How to access and download Copernicus point data with the CDS API#
Reference Use case#
Use Case 3
Problem statement#
TIFF files, especially geospatial ones, can be large, slow to process, and often require specialized software or libraries to handle. Downloading them can also be complicated due to their size, hosting requirements, and access restrictions (e.g., login credentials or API limits), making point data a more efficient and accessible alternative in many cases. Working with point data instead of raster formats like TIFFs can be necessary when focusing on specific, localized measurements—such as weather station readings, GPS coordinates, or sampling sites—where high-resolution, full-coverage imagery is unnecessary and overly data-heavy.
Envisaged impact#
Not being able to easily access point data can hinder work by introducing unnecessary complexity and delays into analysis. Without straightforward access to precise point coordinates, users may be forced to work with larger, more complex datasets (like raster files), which can require more processing power, time, and specialized knowledge to handle. This can slow down the overall workflow, make it more difficult to extract relevant information quickly, and limit the ability to perform real-time analysis or make timely decisions. In fields where speed and precision are critical—such as environmental monitoring, public health, or disaster response—this added complexity can be a significant barrier to effective work.
Affected component of FAIRiCUBE Hub#
FAIRiCUBE Lab (Storage, RAM)
Proposed solution#
Using the Climate Data Store (CDS) Application Program Interface (API). First make sure to set up the CDS API personal access token and isntall the CDS API client. Instructions from Copernicus can be found here.
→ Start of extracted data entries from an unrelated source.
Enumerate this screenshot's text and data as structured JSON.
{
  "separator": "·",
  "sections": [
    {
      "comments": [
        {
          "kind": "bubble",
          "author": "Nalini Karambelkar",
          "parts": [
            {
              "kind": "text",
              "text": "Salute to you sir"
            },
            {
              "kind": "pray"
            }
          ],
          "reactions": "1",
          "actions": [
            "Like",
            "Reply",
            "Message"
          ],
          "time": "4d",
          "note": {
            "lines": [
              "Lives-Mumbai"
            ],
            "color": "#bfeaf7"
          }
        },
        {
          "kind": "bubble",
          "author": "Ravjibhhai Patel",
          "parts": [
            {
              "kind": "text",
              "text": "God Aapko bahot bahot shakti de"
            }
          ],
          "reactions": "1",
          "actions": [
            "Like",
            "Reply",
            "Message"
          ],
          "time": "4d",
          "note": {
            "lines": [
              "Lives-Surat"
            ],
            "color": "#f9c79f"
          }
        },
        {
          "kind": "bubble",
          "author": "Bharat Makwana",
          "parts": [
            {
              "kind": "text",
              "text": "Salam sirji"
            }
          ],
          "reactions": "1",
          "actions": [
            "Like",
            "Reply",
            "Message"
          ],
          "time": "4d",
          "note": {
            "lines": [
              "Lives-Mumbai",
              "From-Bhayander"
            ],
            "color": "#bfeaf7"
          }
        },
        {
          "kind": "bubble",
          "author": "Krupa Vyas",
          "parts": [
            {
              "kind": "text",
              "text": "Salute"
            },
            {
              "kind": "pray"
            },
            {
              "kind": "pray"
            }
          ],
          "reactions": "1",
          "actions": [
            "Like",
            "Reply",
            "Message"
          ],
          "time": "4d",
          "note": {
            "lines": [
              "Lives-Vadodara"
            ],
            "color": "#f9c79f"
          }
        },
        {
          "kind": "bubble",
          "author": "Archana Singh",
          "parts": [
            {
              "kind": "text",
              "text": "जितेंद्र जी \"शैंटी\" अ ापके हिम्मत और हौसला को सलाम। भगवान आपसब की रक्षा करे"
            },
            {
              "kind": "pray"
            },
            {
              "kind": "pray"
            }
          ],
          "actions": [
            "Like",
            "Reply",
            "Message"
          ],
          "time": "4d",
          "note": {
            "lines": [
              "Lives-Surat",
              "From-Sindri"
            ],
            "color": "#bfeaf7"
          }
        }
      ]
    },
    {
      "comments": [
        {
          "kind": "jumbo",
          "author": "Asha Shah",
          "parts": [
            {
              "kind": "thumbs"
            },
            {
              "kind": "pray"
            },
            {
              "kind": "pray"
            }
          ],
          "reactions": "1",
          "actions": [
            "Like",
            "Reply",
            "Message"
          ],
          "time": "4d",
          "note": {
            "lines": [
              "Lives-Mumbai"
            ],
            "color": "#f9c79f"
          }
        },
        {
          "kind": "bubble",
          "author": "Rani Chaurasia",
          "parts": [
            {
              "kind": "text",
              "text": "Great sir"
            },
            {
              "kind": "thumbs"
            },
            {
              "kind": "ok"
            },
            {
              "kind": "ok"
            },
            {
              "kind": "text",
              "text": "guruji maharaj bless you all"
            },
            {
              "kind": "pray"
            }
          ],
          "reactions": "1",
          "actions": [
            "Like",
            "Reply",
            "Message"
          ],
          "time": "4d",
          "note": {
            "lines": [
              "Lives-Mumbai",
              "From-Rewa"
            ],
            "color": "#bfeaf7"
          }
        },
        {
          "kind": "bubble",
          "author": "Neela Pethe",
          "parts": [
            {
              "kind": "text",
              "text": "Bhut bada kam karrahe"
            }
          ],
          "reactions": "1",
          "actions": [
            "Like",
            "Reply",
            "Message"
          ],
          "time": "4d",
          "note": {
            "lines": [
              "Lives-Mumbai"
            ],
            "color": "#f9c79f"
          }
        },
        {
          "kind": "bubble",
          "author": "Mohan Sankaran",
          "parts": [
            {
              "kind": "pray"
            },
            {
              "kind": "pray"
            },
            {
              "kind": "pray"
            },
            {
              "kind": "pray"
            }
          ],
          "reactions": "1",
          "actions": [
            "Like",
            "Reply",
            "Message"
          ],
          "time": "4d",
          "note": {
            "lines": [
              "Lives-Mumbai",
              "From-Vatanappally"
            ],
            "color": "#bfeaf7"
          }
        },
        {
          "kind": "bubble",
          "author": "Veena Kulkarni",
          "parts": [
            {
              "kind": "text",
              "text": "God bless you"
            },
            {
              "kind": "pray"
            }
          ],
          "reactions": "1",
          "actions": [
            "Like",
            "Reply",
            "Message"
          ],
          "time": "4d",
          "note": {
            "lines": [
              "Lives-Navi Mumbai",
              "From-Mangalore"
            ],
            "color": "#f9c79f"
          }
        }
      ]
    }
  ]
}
We provide a script how to get point coordinates here.
Additional Requirements: - Input coordinates - List of variables to retrieve for each coordinate
Expected benefits#
Providing easy access to just the point coordinates from large spatial datasets can have a major impact by simplifying data workflows and making spatial analysis more accessible. It allows users to quickly extract the most relevant information—such as observation locations or sampling points—without dealing with the complexity and size of full raster datasets. This can speed up analyses, reduce storage and processing needs, and enable broader use of geospatial data by users with limited technical resources. Ultimately, it empowers faster decision-making and more targeted insights, especially in resource-limited or time-sensitive scenarios.